Custom league table in Excel

Soldato
Joined
26 Feb 2004
Posts
4,800
Location
Hampshire, England.
Hi guys,

I'm trying to make a custom (in terms of points) league table in excel…

I need it to work thus:



If bob wins his match at venue1 he scores 20 points for coming first, 19 if he’s 2nd, 18 if he's 3rd and so on. The total would display in the totals column… I'm okay with that part, what I'm struggling is the formula needed get to that point :)

I'm pretty sure I need to do some kind of lookup function but it's been ages since I've used excel (properly) and I can’t for the life of me remember how you do it!

Cheers
 
Right, now I'm stuck on a position/place update :rolleyes:

Ideally, I'd like to be able to enter the position entrants came in the venue column, their points to be automatically calculated (which they are - thanks!) in the total column and then another column (position maybe?) to display their current position... won't I need a macro for that; the table would then automatically update when you add new results etc?

Cheers
 
Is there any way off being able to update the table so the person in first place would be at the top, the person in last, the bottom etc?
 
My league table's looking pretty good but I want to add a bit of security; I don't want the user to be able to access the formulae so I've locked the 2 formula columns off - thing is this is causing a problem for the macro (button) I've created, it just won't run when I protect the sheet :(



Any ideas or workrounds?

Cheers
 
Add these lines at the start end of of your macro.

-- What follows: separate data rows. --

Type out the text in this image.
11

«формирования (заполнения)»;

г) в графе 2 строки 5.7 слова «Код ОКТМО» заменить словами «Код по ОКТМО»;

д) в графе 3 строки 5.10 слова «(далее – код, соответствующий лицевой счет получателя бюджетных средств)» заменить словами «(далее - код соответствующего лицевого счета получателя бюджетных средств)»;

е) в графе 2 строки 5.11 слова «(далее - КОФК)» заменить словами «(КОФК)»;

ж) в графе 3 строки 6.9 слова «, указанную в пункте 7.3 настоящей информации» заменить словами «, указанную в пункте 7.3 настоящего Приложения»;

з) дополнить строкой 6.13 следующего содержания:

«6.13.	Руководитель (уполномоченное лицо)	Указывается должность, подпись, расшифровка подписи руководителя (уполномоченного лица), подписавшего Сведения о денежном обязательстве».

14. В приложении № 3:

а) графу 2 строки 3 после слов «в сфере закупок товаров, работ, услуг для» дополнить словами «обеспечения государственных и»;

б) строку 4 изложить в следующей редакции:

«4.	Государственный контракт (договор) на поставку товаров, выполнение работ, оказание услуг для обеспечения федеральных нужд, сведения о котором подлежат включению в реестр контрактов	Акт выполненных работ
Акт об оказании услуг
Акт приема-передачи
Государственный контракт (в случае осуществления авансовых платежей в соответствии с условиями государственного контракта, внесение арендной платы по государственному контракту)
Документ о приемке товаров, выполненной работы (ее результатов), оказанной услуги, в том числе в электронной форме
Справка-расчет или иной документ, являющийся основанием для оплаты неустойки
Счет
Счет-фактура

worksheets("name_of_worksheet").unprotect("password")
It seems the forum automatically inserts a space after 50 characters if there's been none before!

worksheets("name_of_worksheet").protect("password")
 
Last edited:
Add these lines at the start end of of your macro.

worksheets("name_of_worksheet").unprotect("password")
It seems the forum automatically inserts a space after 50 characters if there's been none before!

worksheets("name_of_worksheet").protect("password")
At the start of the macro, yeah? Thanks mate!
 
One line at the start and the other at the end of the macro. I think it's fairly obvious what they do.